広々とした空間の端に並ぶミイラたちもそうなのか、まるで周囲に見えない壁でもあるかのように一歩も動けずにいる様子だった。その中央には、魔女がうつ伏せに倒れていた。
あれはリュカだが、リュカではない。すぐにそれがわかった。俺の足元に水溜まりが出来ていて、何かと思ったら自分から滴り落ちる汗だった。暑いわけじゃないのに、むしろ寒ささえ感じるのに汗が止まらないんだ。直感で分かった。早く、一秒でも早く慣れないとまずい。この空気に……。
金縛りにあったような状況の中、俺は必死に詠唱しようと試みるが、それすらもできずにいた。頼む……詠唱させてくれ……。
うつ伏せになっている幼女を前に俺はひたすら恐怖していて、寒気が止まらなかった。みんなついてきているはずなのに孤立してる感覚さえあるのも、誰も俺と同じように固まってて、声すら出せない状況だからだろう。このままじゃみんなやられてしまうのは間違いない……。
――畜生、お願いだから俺の口よ、機能してくれ、頼む……。
「……《マジックキャンセル》……」
よし、小声だがちゃんと出せた。
「《エル・ブラストエッジ》」
「ぐうっ……!」
大きな緑色の風に包まれ、体が仰け反って両手が後ろに流れそうになるが、輝く杖だけは手放さなかった。これを放せば全て終わってしまうのはわかっていたから。

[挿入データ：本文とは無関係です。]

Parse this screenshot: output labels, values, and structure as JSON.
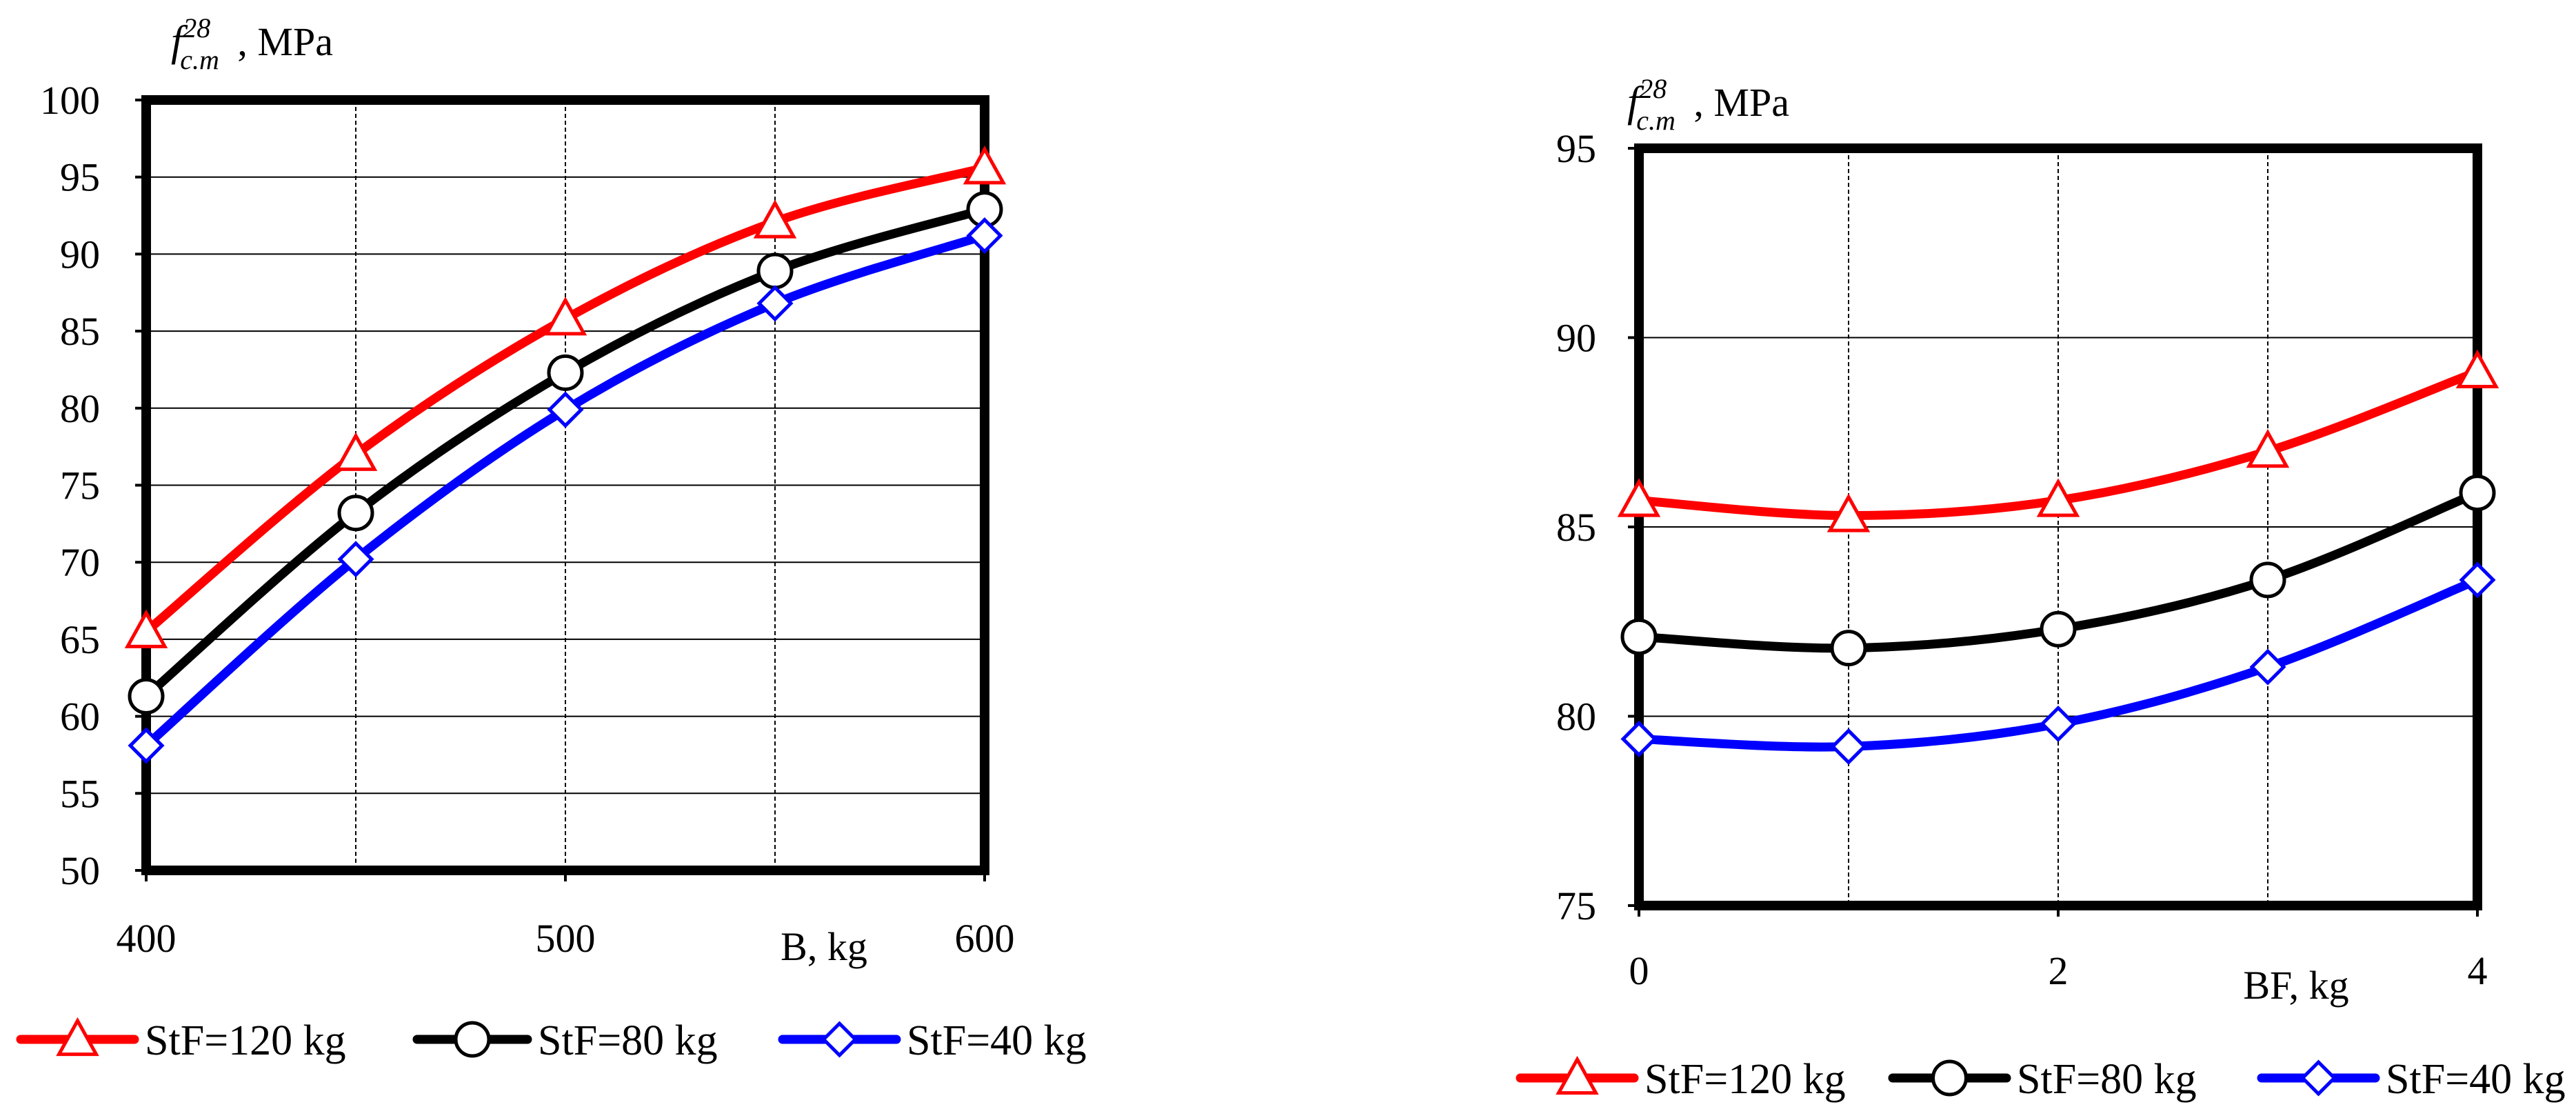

いつの間にか起き上がっていた幼女は、とても残酷な笑みを浮かべていた。そこには寂しさのようなものは微塵も見えない。壁に押し付けられて動けない状況でも、それははっきりとわかった。あれは目の前にいる弱った虫を踏み潰そうとしている顔だ。
「……リュカ……!」
「……」
俺の声にも一切反応しない。もうそこにリュカの姿はないが、俺はまだ諦めきれない……。昔から俺は諦めが悪かったんだ。どんなときでも。それだけがお前の唯一の長所だと親に言われたこともある。それなら、それをここで生かすだけだ……。
「……《カウンターボール》……」
俺が最初にこれをしなかったのは、《マジックキャンセル》であの猛烈な勢いを少しでも削がなければ、詠唱すらできずに終わると思ったからだ。
「……《エレメンタルチェンジ》……」
さらに風の魔法を地の魔法に変えて押し戻す。これでも五分五分だが、そこに自身の渾身の地魔法を加えてやると、一気にリュカのほうへ勢いよく逆流していった。
「――きゃああぁぁっ!」
リュカの小さな体が、悲鳴とともに壁に叩きつけられる。
「リュカ……!」
風の素魔法で自分をそこまで飛ばし、落ちてきた彼女を受け止めた。本当にギリギリだった。勝負がもうちょっとでも長引いていれば、持ってる魔力の差から考えても俺が負けていただろう。
「――……う……」
「起きたか? リュカ……」
「……うん。また迷惑かけちゃったわね、旦那様……」
「……まったくだ。とんだお転婆だよ、リュカは……」
「……私、呪いで狂いそうになると、こうして洞窟とか神殿に籠もるの……。魔女は恐ろしい存在じゃなきゃいけない。じゃないと、もっと多くの人を殺してしまうでしょ……」
「……そうだったんだな。だから必要以上に自分の存在をアピールして、人を遠ざけてたのか……」
「うん。でも、今回は本当に元に戻らないかもって思った。《狂人の刻印》は、どんどん悪くなっていくものだから……」
「リュカ……じゃあもし次に狂ってしまったら……」
「……もう元には戻れないと思う。ここの薬草があれば少しは抑えることはできるけど、一時的なものだから……」
「……俺はどうすればいいんだ?」
「だから、次に私が狂ったら、旦那様が私を殺して……」
「そんなことできるわけがないだろ……。例の勇者を探し出して、殺すしかない。そいつを俺が殺してやる……」
……俺は自分でも信じられないことを口走っていた。俺が殺すだと……?
「……コーゾー様……」
「……あ……」
アトリが信じられないといった顔で俺を見ていた。
「旦那様……大好き……」
「……リュカ……」
リュカの唇が俺の唇に合わさってくるが、不思議と嫌な気がまったくしなかった。アトリが近くで見てるっていうのに、どうして……。
「……嫌……」
どうしたんだ、俺。動けない。体に全然力が入らない……。
「嫌ああぁぁっ……!」
アトリの痛々しい悲鳴が響き渡った……。